'Replevin. Suit brought before a justice of the peace. Plaintiff filed the usual declaration in replevin. Defendant interposed a plea to the jurisdiction of the court, setting forth that he was a constable, and held the property under a writ of attachment issued by another justice of the peace, in a suit wherein one Cummings was plaintiff and one Schilkie was defendant. To this plea plaintiff demurred. The justice rendered judgment in favor of defendant, quashing the writ of replevin, and ordering a return of the property.
It is urged that the justice’s court which issued the writ of attachment obtained jurisdiction of the property, and that, therefore, no other court of concurrent jurisdiction could interfere with it.

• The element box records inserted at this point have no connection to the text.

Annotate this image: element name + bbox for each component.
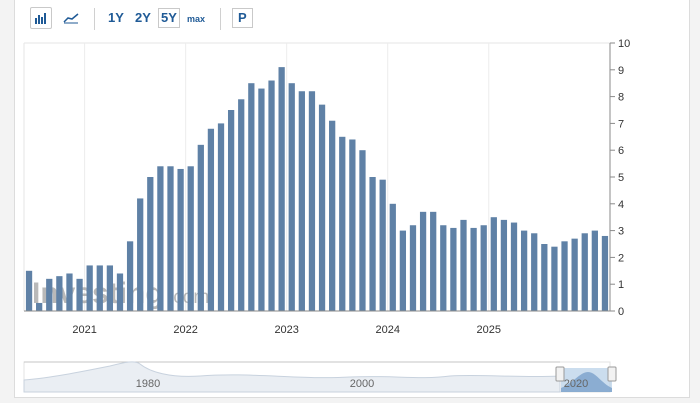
bar-chart-button[interactable] — [30, 7, 52, 29]
y-tick-label: 8 — [618, 92, 624, 104]
toolbar-separator — [220, 8, 221, 30]
bar[interactable] — [571, 238, 578, 311]
bar[interactable] — [329, 120, 336, 311]
y-tick-label: 2 — [618, 252, 624, 264]
bar[interactable] — [389, 203, 396, 311]
navigator-right-handle[interactable] — [607, 366, 617, 382]
bar[interactable] — [288, 83, 295, 311]
bar[interactable] — [308, 91, 316, 312]
y-tick-label: 3 — [618, 226, 624, 238]
bar[interactable] — [591, 230, 598, 311]
bar[interactable] — [551, 246, 558, 311]
chart-toolbar: 1Y 2Y 5Y max P — [14, 4, 690, 30]
navigator-year-label: 2020 — [564, 378, 588, 390]
range-2y-button[interactable]: 2Y — [135, 10, 151, 25]
x-tick-label: 2024 — [375, 324, 399, 336]
bar[interactable] — [187, 166, 194, 311]
bar[interactable] — [36, 302, 43, 311]
bar[interactable] — [217, 123, 225, 312]
bar[interactable] — [238, 99, 245, 311]
y-tick-label: 4 — [618, 199, 624, 211]
navigator-year-label: 2000 — [350, 378, 374, 390]
bar[interactable] — [561, 241, 568, 311]
bar[interactable] — [419, 211, 427, 311]
navigator-left-handle[interactable] — [555, 366, 565, 382]
y-tick-label: 10 — [618, 38, 630, 50]
bar[interactable] — [379, 179, 386, 311]
x-tick-label: 2025 — [477, 324, 501, 336]
bar[interactable] — [248, 83, 255, 311]
area-chart-button[interactable] — [60, 7, 82, 29]
bar[interactable] — [197, 144, 204, 311]
bar[interactable] — [339, 136, 346, 311]
y-tick-label: 0 — [618, 306, 624, 318]
bar[interactable] — [46, 278, 53, 311]
p-button[interactable]: P — [232, 8, 253, 28]
bar[interactable] — [56, 276, 63, 311]
bar[interactable] — [490, 217, 497, 311]
bar[interactable] — [399, 230, 407, 311]
y-tick-label: 9 — [618, 65, 624, 77]
bar[interactable] — [409, 225, 417, 311]
navigator[interactable]: 1980 2000 2020 — [23, 361, 617, 393]
gridlines — [23, 42, 610, 311]
bar[interactable] — [66, 273, 73, 311]
bar[interactable] — [601, 235, 609, 311]
bar[interactable] — [541, 244, 548, 311]
bar[interactable] — [318, 104, 326, 311]
y-tick-label: 6 — [618, 145, 624, 157]
y-tick-label: 5 — [618, 172, 624, 184]
range-max-button[interactable]: max — [187, 14, 206, 24]
bar[interactable] — [520, 230, 528, 311]
bar[interactable] — [137, 198, 144, 311]
bar[interactable] — [25, 270, 33, 311]
bar[interactable] — [460, 219, 467, 311]
navigator-selected-series — [561, 372, 612, 392]
bar[interactable] — [430, 211, 437, 311]
bar[interactable] — [440, 225, 447, 311]
bar[interactable] — [207, 128, 215, 311]
bar[interactable] — [76, 278, 83, 311]
range-5y-button[interactable]: 5Y — [158, 8, 180, 28]
bar[interactable] — [359, 150, 366, 311]
bar[interactable] — [581, 233, 588, 311]
bar[interactable] — [500, 219, 508, 311]
bar[interactable] — [167, 166, 174, 311]
toolbar-separator — [94, 8, 95, 30]
bar[interactable] — [278, 67, 285, 312]
y-tick-label: 1 — [618, 279, 624, 291]
x-tick-label: 2021 — [72, 324, 96, 336]
bar[interactable] — [510, 222, 518, 311]
bar[interactable] — [86, 265, 93, 311]
range-1y-button[interactable]: 1Y — [108, 10, 124, 25]
bar[interactable] — [177, 168, 184, 311]
bar[interactable] — [258, 88, 265, 311]
bar[interactable] — [126, 241, 134, 311]
bar[interactable] — [157, 166, 164, 311]
navigator-series — [23, 361, 561, 393]
bar[interactable] — [531, 233, 538, 311]
bar[interactable] — [227, 110, 235, 311]
y-tick-label: 7 — [618, 118, 624, 130]
bar[interactable] — [268, 80, 275, 312]
navigator-year-label: 1980 — [136, 378, 160, 390]
x-tick-label: 2023 — [274, 324, 298, 336]
bar[interactable] — [369, 177, 376, 311]
bar-series — [25, 67, 609, 312]
bar[interactable] — [298, 91, 305, 312]
bar[interactable] — [480, 225, 487, 311]
x-tick-label: 2022 — [173, 324, 197, 336]
bar[interactable] — [96, 265, 103, 311]
bar-chart-icon — [35, 13, 46, 24]
axes: 2021 2022 2023 2024 2025 0 1 2 3 4 5 6 7 8 9 10 — [24, 38, 630, 336]
bar[interactable] — [349, 139, 356, 311]
bar[interactable] — [470, 227, 477, 311]
area-chart-icon — [63, 13, 79, 24]
bar[interactable] — [450, 227, 457, 311]
bar[interactable] — [116, 273, 124, 311]
bar[interactable] — [147, 177, 154, 311]
bar[interactable] — [106, 265, 114, 311]
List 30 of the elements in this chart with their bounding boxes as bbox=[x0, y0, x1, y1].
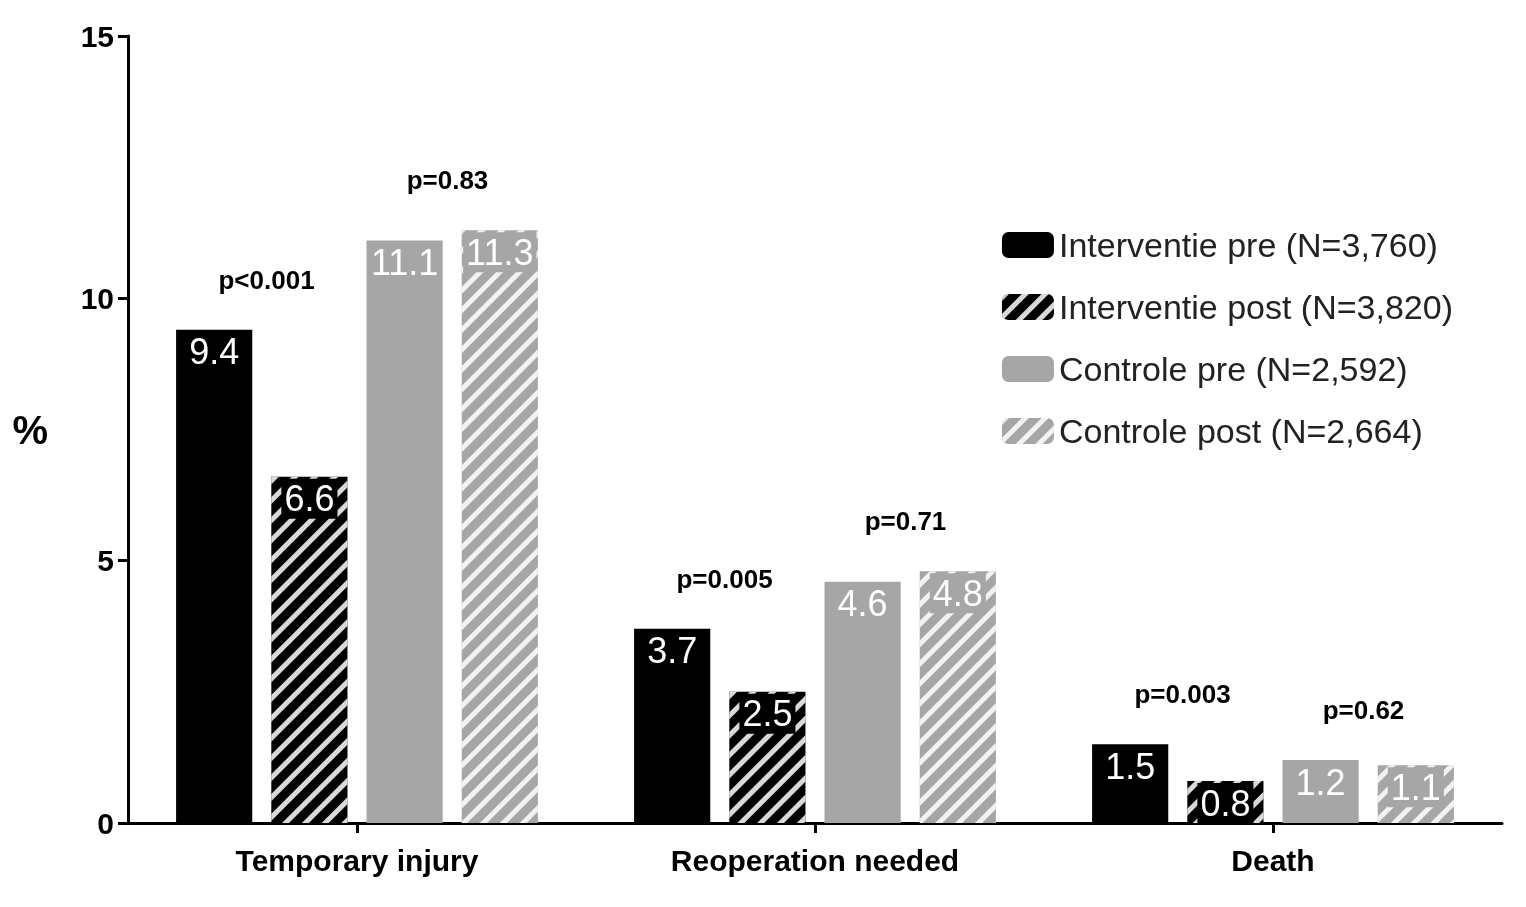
x-tick-label: Temporary injury bbox=[235, 843, 479, 877]
data-label: 11.1 bbox=[370, 242, 439, 284]
y-tick-label: 5 bbox=[97, 544, 114, 578]
y-axis-title: % bbox=[12, 407, 48, 452]
data-label: 1.1 bbox=[1390, 766, 1441, 808]
data-label: 11.3 bbox=[466, 231, 534, 273]
data-label: 3.7 bbox=[647, 630, 698, 672]
data-label: 9.4 bbox=[189, 331, 240, 373]
annotation: p=0.71 bbox=[864, 506, 947, 537]
legend-label: Controle pre (N=2,592) bbox=[1058, 350, 1408, 388]
legend-label: Controle post (N=2,664) bbox=[1058, 412, 1423, 450]
data-label: 1.5 bbox=[1105, 745, 1156, 787]
x-tick-label: Reoperation needed bbox=[670, 843, 960, 877]
data-label: 2.5 bbox=[742, 693, 793, 735]
annotation: p=0.003 bbox=[1134, 679, 1231, 710]
legend-label: Interventie post (N=3,820) bbox=[1058, 288, 1454, 326]
y-tick-label: 10 bbox=[80, 281, 114, 315]
annotation: p<0.001 bbox=[218, 264, 315, 295]
x-tick-label: Death bbox=[1231, 843, 1315, 877]
annotation: p=0.005 bbox=[676, 563, 773, 594]
y-tick-label: 15 bbox=[80, 19, 114, 53]
data-label: 4.8 bbox=[932, 572, 983, 614]
y-tick-label: 0 bbox=[97, 806, 114, 840]
data-label: 1.2 bbox=[1295, 761, 1346, 803]
data-label: 0.8 bbox=[1200, 782, 1251, 824]
legend-label: Interventie pre (N=3,760) bbox=[1058, 226, 1438, 264]
data-label: 4.6 bbox=[837, 583, 888, 625]
annotation: p=0.62 bbox=[1322, 695, 1405, 726]
data-label: 6.6 bbox=[284, 478, 335, 520]
annotation: p=0.83 bbox=[406, 165, 489, 196]
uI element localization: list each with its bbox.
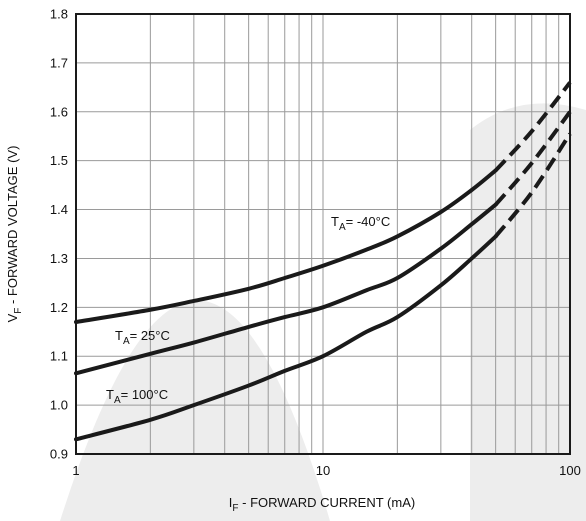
y-tick-label: 1.3	[50, 251, 68, 266]
series-line-1	[74, 202, 498, 376]
y-tick-label: 0.9	[50, 447, 68, 462]
x-tick-label: 10	[316, 463, 330, 478]
y-tick-label: 1.5	[50, 153, 68, 168]
watermark-shape	[60, 300, 330, 521]
plot-frame	[75, 13, 571, 455]
series-label-25c: TA= 25°C	[115, 328, 170, 347]
series-line-0	[74, 168, 498, 324]
series-label-minus-40c: TA= -40°C	[331, 214, 390, 233]
x-tick-labels: 1 10 100	[72, 463, 580, 478]
y-tick-labels: 0.9 1.0 1.1 1.2 1.3 1.4 1.5 1.6 1.7 1.8	[50, 7, 68, 462]
y-tick-label: 1.4	[50, 202, 68, 217]
series-dashed-extension-1	[494, 110, 572, 206]
y-tick-label: 1.8	[50, 7, 68, 22]
y-tick-label: 1.2	[50, 300, 68, 315]
series-label-100c: TA= 100°C	[106, 387, 168, 406]
x-tick-label: 100	[559, 463, 581, 478]
y-tick-label: 1.6	[50, 104, 68, 119]
watermark-shape	[470, 103, 586, 521]
y-tick-label: 1.7	[50, 55, 68, 70]
x-axis-title: IF - FORWARD CURRENT (mA)	[229, 495, 415, 514]
series-dashed-extension-2	[494, 132, 572, 238]
y-tick-label: 1.0	[50, 398, 68, 413]
y-axis-title: VF - FORWARD VOLTAGE (V)	[5, 146, 24, 323]
series-dashed-extension-0	[494, 81, 572, 172]
x-tick-label: 1	[72, 463, 79, 478]
series-lines	[74, 81, 572, 442]
background-watermark	[60, 103, 586, 521]
y-tick-label: 1.1	[50, 349, 68, 364]
series-line-2	[74, 234, 498, 442]
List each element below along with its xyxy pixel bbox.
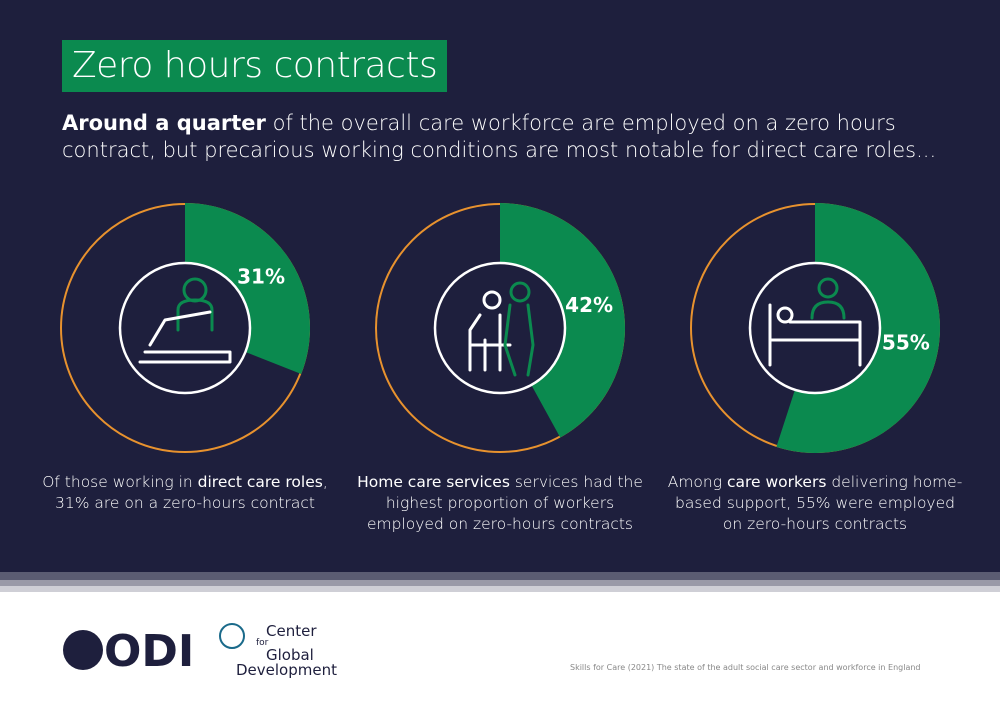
subtitle-rest: of the overall care workforce are employ… xyxy=(62,111,937,162)
cgd-line: Center xyxy=(266,622,317,640)
odi-logo: ODI xyxy=(63,626,194,677)
stripe xyxy=(0,580,1000,586)
caption-bold: Home care services xyxy=(357,473,510,491)
value-label: 55% xyxy=(882,330,930,354)
caption-text: delivering home-based support, 55% were … xyxy=(675,473,963,533)
value-label: 42% xyxy=(565,293,613,317)
stripe xyxy=(0,572,1000,580)
caption-text: , 31% are on a zero-hours contract xyxy=(55,473,328,512)
pie-hole xyxy=(748,261,882,395)
caption: Of those working in direct care roles, 3… xyxy=(35,472,335,514)
caption-text: Of those working in xyxy=(42,473,198,491)
caption-bold: direct care roles xyxy=(197,473,323,491)
caption-text: services had the highest proportion of w… xyxy=(367,473,643,533)
caption-bold: care workers xyxy=(726,473,827,491)
value-label: 31% xyxy=(237,264,285,288)
subtitle-lead: Around a quarter xyxy=(62,111,266,135)
pies: 31% 42% 55% xyxy=(60,203,940,453)
cgd-line: Development xyxy=(236,661,337,679)
cgd-mark xyxy=(219,623,245,649)
title: Zero hours contracts xyxy=(62,40,448,92)
subtitle: Around a quarter of the overall care wor… xyxy=(62,110,942,164)
source: Skills for Care (2021) The state of the … xyxy=(570,663,921,672)
stripe xyxy=(0,586,1000,592)
cgd-line: for xyxy=(256,638,269,648)
caption: Among care workers delivering home-based… xyxy=(665,472,965,535)
icons xyxy=(138,277,862,377)
caption: Home care services services had the high… xyxy=(350,472,650,535)
cgd-logo: Center for Global Development xyxy=(236,624,337,678)
caption-text: Among xyxy=(667,473,727,491)
cgd-line: Global xyxy=(266,646,314,664)
odi-text: ODI xyxy=(104,626,194,677)
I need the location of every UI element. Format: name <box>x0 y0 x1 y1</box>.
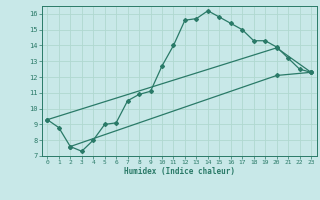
X-axis label: Humidex (Indice chaleur): Humidex (Indice chaleur) <box>124 167 235 176</box>
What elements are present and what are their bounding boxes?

We are of the contrary opinion. The owner of personal property, or one entitled to its possession, may bring suit therefor in any court having jurisdiction over the action of replevin and of the parties to the suit. The law does not require him to ascertain, before bringing suit, by what claim one in the wrongful possession of his property claims to hold it, nor, if he does know it, to plant his suit in the same court as that from which an attachment or execution is issued. Overall v. Pero, 7 Mich. 314; Weber v. Henry, 16 Id. 399.
*353In O’Connor v. Gidday, 63 Mich. 630, a wife brought replevin in one court to recover goods which had been seized by the defendant, an officer, under a writ of execution issued from another court against her husband, claiming that the goods were exempt. Many other similar cases will be found in the reports of this Court.
Judgment reversed, and case remanded for further proceedings.
Morse, O. J., McGrath and Long, JJ., concurred.